The law requires businesses to use the federal E-Verify system, which checks people’s names and Social Security numbers against an electronic database. The S.C. Department of Labor, Licensing and Regulation enforces the law, and those caught breaking it risk having their businesses closed.
When a name and number do not match, the federal government has a procedure for an employee to contest the ruling before he or she is fired.
Winkles said the system often incorrectly indicates a mismatch, which creates a hassle for farmers who need a ready workforce to harvest crops.
It’s hard to quantify how many farm workers would be allowed to work in South Carolina through the exemption.
Farms that participate in the federal government’s agriculture visa program would not be hiring illegal immigrants.
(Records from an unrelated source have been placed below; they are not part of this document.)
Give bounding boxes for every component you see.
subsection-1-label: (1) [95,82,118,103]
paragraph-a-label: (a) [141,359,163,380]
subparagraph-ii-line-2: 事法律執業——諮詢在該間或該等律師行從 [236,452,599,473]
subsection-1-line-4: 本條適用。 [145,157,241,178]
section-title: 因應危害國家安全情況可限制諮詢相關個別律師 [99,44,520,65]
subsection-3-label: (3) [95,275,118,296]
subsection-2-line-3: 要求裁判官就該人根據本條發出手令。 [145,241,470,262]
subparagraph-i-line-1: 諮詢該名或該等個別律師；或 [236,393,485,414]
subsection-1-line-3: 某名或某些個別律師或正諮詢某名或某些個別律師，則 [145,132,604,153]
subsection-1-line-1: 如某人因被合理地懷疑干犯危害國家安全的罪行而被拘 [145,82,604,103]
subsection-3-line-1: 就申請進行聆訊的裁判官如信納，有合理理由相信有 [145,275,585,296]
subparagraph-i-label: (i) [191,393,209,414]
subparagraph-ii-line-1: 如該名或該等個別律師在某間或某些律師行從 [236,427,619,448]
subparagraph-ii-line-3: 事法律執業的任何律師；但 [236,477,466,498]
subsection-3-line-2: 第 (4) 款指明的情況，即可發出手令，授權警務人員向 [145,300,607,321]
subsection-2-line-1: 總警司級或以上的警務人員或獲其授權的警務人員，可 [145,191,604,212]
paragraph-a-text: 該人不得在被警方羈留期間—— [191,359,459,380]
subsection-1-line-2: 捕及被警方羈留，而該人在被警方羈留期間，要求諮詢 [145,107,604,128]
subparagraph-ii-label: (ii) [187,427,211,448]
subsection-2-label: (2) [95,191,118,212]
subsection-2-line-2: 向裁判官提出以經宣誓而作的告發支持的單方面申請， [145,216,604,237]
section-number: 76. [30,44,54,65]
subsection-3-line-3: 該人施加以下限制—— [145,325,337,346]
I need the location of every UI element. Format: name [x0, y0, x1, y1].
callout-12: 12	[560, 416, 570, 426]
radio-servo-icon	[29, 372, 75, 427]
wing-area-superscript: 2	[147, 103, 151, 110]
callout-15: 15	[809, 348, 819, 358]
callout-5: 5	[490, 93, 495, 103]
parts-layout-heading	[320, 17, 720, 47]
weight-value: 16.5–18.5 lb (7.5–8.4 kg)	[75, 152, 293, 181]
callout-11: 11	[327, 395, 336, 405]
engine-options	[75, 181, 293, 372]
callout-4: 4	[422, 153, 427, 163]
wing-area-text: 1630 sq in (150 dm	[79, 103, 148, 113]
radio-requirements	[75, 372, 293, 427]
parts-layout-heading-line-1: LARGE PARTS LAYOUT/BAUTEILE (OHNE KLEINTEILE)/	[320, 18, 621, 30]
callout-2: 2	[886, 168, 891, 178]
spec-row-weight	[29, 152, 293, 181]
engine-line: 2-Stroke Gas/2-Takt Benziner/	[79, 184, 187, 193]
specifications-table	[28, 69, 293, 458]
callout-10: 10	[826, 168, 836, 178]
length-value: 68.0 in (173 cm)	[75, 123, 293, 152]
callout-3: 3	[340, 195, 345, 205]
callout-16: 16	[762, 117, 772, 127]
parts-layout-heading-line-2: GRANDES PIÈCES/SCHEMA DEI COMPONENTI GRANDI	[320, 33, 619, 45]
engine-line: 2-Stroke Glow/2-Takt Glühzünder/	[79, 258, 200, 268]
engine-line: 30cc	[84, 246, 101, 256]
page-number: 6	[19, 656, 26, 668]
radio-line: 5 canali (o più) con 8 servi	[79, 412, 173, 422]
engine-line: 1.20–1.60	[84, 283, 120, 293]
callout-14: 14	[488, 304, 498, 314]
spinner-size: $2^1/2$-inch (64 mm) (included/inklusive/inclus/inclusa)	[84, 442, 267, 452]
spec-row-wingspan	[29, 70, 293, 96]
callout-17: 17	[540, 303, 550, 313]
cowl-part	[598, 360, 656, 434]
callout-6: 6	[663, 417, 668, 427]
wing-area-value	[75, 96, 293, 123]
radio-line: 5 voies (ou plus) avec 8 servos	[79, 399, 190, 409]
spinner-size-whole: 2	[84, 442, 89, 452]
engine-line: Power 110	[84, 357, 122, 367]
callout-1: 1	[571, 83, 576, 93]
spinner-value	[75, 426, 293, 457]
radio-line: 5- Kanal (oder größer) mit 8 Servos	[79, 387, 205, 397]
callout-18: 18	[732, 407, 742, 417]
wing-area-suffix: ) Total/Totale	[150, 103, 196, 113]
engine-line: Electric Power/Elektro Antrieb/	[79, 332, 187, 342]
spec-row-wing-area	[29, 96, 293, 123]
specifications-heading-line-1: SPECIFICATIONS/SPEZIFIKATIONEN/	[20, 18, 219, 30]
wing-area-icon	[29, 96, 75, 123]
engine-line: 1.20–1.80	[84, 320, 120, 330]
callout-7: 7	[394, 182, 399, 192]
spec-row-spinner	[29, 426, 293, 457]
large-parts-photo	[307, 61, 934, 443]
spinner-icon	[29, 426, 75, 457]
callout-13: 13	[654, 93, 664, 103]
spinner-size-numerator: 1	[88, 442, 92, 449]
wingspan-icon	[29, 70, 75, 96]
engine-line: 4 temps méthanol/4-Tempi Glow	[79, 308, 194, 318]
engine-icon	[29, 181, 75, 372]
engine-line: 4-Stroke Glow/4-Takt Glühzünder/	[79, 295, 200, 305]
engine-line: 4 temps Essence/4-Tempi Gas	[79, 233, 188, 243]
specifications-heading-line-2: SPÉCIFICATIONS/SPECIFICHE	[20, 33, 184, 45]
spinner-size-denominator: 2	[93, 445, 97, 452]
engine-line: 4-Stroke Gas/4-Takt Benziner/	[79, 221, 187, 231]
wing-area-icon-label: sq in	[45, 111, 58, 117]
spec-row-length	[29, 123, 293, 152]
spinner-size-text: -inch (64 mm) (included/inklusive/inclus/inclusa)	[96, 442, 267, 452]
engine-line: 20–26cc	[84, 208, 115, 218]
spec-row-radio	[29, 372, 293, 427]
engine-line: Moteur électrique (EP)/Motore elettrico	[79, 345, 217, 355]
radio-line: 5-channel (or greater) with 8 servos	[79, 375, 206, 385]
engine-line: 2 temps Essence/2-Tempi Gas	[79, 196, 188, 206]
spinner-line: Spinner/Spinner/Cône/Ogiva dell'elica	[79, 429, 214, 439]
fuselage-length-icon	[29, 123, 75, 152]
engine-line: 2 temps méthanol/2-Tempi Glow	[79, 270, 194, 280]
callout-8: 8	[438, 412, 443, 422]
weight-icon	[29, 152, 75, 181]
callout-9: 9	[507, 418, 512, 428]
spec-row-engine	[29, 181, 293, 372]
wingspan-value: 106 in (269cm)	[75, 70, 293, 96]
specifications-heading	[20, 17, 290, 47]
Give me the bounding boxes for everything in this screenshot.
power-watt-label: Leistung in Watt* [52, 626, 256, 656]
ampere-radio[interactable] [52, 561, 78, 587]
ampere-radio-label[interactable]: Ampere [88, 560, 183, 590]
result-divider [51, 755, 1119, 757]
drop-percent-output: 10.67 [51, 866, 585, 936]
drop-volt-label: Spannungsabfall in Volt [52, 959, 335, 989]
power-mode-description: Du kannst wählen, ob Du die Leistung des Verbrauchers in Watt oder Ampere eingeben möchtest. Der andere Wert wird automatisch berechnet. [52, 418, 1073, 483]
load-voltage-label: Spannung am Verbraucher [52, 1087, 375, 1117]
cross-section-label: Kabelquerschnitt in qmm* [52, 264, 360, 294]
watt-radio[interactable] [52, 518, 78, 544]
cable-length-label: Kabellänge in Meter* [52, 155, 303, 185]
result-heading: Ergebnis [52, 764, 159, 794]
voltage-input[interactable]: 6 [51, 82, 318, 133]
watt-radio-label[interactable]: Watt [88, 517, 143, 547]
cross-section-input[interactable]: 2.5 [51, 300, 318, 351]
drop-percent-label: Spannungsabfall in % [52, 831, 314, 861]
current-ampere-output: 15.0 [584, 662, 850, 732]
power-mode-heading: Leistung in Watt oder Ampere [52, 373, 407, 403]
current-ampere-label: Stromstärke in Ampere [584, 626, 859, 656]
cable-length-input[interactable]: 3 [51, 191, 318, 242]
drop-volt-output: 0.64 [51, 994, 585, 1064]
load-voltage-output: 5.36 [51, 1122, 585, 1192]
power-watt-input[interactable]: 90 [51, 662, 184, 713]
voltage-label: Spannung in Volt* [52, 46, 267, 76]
Since Jan. 1, 22 S.C. farms have enrolled in the visa program to request 1,649 immigrant workers, according to a U.S. Department of Labor database.
Winkles said he did not know how many laborers are needed to harvest the state’s crops.
“I’d hate to put a number on it, but we’re not talking about a mass of people,” he said.
S.C. farmers cannot find enough local people to work their fields, Winkles said. Migrant workers are an essential piece of the agriculture industry, and a mandate to check their work status might scare them out of South Carolina.
That’s what happened in Georgia and Alabama after those states passed mandatory employment checks. Some Georgia farmers reported leaving crops to rot in fields because they could not find enough people to harvest the produce.
“We can hold those up and say, ‘We told you so,’” Winkles said.